I think it’s an aura that surrounds these places. We wonder who walked these same steps, peered through these same windows, touched these same stones. What kind of world did they live in? When I’m in a place that has such an ancient history I try to imagine what life must have been like for those who lived there at the time. In a place with many years of history behind it you know that you are treading in the footsteps of many other people. It may have been common folk, it may have been kings and queens. One thing you know is that the world was a very different place when those statues were carved, those stones were mortared together and those gates were smelted. It“s one of the things I love about going to Europe. I haven’t been able to go too many other ancient places but I’d love to see Stonehenge, the Acropolis, Easter Island, the Lascaux caves and many other ancient places.
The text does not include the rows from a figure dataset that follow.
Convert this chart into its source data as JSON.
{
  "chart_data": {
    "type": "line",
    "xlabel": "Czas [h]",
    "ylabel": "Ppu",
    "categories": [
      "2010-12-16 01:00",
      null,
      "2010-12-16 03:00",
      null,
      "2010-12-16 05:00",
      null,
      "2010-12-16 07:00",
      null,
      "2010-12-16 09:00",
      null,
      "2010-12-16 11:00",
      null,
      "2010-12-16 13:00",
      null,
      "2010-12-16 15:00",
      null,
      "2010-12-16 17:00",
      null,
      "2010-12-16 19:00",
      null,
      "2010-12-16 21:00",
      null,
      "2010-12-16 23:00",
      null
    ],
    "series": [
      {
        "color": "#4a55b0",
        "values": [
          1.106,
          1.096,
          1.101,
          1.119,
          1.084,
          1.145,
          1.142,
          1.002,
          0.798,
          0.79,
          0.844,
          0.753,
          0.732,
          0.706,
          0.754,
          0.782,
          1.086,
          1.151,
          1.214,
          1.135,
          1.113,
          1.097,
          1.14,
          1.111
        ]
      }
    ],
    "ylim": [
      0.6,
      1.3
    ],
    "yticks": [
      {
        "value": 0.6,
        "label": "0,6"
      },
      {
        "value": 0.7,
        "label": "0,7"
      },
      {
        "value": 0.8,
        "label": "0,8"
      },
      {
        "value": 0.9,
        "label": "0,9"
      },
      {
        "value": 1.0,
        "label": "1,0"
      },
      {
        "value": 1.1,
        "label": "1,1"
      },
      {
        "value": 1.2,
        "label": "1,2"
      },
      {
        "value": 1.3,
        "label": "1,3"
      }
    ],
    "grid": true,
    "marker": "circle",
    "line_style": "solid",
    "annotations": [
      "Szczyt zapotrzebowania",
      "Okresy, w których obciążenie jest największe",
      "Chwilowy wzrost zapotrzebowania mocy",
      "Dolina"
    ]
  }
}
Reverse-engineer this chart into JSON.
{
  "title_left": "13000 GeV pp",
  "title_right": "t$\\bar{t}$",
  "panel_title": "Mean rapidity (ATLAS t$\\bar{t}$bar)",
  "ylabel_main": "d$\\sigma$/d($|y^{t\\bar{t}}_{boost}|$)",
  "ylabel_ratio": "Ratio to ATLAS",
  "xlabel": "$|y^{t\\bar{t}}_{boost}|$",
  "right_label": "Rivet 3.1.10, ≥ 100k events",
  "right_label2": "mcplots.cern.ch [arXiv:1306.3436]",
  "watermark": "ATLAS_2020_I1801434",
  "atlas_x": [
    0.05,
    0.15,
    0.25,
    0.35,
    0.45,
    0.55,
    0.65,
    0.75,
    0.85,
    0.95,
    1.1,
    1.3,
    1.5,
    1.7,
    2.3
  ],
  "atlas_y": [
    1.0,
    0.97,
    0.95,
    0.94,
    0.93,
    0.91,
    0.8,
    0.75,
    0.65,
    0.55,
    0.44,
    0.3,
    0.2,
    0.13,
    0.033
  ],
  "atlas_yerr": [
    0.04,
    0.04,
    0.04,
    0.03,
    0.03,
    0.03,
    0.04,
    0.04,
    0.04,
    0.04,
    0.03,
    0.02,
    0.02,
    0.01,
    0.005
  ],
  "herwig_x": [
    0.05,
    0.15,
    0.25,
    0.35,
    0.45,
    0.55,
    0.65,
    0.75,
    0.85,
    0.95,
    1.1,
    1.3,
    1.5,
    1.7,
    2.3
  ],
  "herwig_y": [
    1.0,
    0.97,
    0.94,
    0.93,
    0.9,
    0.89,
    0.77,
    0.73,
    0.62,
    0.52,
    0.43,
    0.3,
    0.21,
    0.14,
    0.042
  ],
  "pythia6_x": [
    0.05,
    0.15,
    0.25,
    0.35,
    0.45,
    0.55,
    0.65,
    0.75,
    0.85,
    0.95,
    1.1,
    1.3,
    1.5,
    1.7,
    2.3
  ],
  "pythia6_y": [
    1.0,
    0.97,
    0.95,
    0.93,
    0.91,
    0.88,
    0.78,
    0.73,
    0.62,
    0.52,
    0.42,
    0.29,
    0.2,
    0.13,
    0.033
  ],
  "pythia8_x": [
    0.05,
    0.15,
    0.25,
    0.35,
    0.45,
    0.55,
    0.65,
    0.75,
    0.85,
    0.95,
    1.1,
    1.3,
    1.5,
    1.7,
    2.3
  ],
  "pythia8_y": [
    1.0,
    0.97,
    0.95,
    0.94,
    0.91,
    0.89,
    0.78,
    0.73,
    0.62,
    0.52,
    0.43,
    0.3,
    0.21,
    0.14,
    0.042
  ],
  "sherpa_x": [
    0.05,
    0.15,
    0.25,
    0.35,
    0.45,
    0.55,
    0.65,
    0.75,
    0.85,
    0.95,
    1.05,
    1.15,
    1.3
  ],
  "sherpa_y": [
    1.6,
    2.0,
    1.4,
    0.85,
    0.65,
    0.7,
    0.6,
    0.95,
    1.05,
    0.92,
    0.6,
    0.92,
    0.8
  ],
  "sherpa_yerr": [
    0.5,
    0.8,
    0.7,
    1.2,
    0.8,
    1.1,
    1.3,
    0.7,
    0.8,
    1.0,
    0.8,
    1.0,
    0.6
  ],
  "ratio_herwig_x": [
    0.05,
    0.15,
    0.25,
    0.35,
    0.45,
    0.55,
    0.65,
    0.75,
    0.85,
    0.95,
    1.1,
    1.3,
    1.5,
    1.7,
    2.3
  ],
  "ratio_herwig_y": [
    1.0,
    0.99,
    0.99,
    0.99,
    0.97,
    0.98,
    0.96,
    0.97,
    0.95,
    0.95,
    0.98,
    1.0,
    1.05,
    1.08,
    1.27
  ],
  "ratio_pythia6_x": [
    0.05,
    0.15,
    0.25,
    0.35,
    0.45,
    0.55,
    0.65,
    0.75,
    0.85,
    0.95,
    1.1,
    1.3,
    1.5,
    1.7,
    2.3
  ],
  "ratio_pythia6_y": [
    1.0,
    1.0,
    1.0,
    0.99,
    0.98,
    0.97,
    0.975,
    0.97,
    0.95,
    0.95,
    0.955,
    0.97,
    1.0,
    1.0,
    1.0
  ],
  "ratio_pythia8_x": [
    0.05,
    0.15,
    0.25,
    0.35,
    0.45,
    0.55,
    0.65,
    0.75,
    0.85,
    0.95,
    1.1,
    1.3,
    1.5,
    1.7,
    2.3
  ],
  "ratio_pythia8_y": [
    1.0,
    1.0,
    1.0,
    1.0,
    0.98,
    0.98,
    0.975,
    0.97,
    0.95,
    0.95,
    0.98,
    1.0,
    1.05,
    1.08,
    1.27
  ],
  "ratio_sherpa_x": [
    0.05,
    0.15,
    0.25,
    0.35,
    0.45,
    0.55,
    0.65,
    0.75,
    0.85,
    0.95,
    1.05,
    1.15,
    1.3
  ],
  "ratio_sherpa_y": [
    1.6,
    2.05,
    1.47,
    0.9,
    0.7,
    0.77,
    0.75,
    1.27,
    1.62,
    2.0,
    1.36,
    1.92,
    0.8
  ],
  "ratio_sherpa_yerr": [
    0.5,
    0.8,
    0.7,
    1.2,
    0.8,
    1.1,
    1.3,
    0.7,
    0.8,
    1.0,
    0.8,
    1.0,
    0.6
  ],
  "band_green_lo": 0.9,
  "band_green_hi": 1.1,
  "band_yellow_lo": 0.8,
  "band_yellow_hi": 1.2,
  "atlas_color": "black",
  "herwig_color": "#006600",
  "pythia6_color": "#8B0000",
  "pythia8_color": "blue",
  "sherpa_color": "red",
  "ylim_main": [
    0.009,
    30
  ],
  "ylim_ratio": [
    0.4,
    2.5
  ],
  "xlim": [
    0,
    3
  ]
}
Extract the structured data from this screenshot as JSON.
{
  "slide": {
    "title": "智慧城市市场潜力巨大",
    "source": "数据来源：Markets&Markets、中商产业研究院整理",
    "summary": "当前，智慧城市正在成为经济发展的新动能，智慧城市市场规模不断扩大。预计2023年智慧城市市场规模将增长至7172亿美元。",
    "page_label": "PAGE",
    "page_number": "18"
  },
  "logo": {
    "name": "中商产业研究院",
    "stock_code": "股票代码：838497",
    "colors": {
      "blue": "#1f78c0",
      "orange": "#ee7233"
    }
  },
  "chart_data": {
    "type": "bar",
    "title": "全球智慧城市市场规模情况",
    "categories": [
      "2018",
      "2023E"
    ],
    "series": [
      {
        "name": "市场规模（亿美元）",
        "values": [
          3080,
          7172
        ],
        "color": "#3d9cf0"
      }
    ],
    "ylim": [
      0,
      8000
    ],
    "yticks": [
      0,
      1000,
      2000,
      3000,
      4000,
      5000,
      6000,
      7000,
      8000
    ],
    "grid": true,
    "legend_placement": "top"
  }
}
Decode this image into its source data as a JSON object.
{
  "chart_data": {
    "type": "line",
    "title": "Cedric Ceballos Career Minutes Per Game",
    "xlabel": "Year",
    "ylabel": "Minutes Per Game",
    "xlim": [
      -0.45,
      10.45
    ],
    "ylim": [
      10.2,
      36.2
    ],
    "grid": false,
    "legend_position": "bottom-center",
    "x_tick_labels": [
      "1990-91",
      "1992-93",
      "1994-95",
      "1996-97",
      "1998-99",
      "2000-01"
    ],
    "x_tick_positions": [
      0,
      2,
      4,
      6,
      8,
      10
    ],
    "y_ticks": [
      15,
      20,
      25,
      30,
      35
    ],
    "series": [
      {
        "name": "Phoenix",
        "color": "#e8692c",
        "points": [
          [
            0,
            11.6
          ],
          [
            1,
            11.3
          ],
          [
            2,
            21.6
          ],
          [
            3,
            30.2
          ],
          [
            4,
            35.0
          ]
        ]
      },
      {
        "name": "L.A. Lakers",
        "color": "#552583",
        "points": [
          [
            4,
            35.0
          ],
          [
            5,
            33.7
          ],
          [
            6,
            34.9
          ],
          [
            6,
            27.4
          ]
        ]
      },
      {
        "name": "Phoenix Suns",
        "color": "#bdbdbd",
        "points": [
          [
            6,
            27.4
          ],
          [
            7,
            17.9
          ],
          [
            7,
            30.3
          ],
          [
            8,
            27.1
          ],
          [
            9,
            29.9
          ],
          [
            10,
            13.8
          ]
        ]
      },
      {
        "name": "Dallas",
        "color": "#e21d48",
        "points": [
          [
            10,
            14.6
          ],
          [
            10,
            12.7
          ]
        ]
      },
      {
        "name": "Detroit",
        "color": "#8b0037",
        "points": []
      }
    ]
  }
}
I have been to this monastery which is one of the oldest in Europe. I remember peering into the hall where the monks used to take their meals. My host told me the story of how the monks weren’t supposed to eat meat during Lent so they hid it in pasta!
Here is the source I can give you to say that my host was not making it up!
“Maultaschen are rumored to have been invented by monks of the Maulbronn monastery to conceal the fact that they were eating meat during lent. The monks hid the meat inside of the Maultaschen, believing that God couldn’t see it that way. (This is reflected in the humorous alternative Swabian name Herrgottsbescheißerle (roughly: “little ones to cheat on the Lord”
I just love the sense that we are all connected some way in time. On this same trip we had homemade Maultaschen! It was soooo good!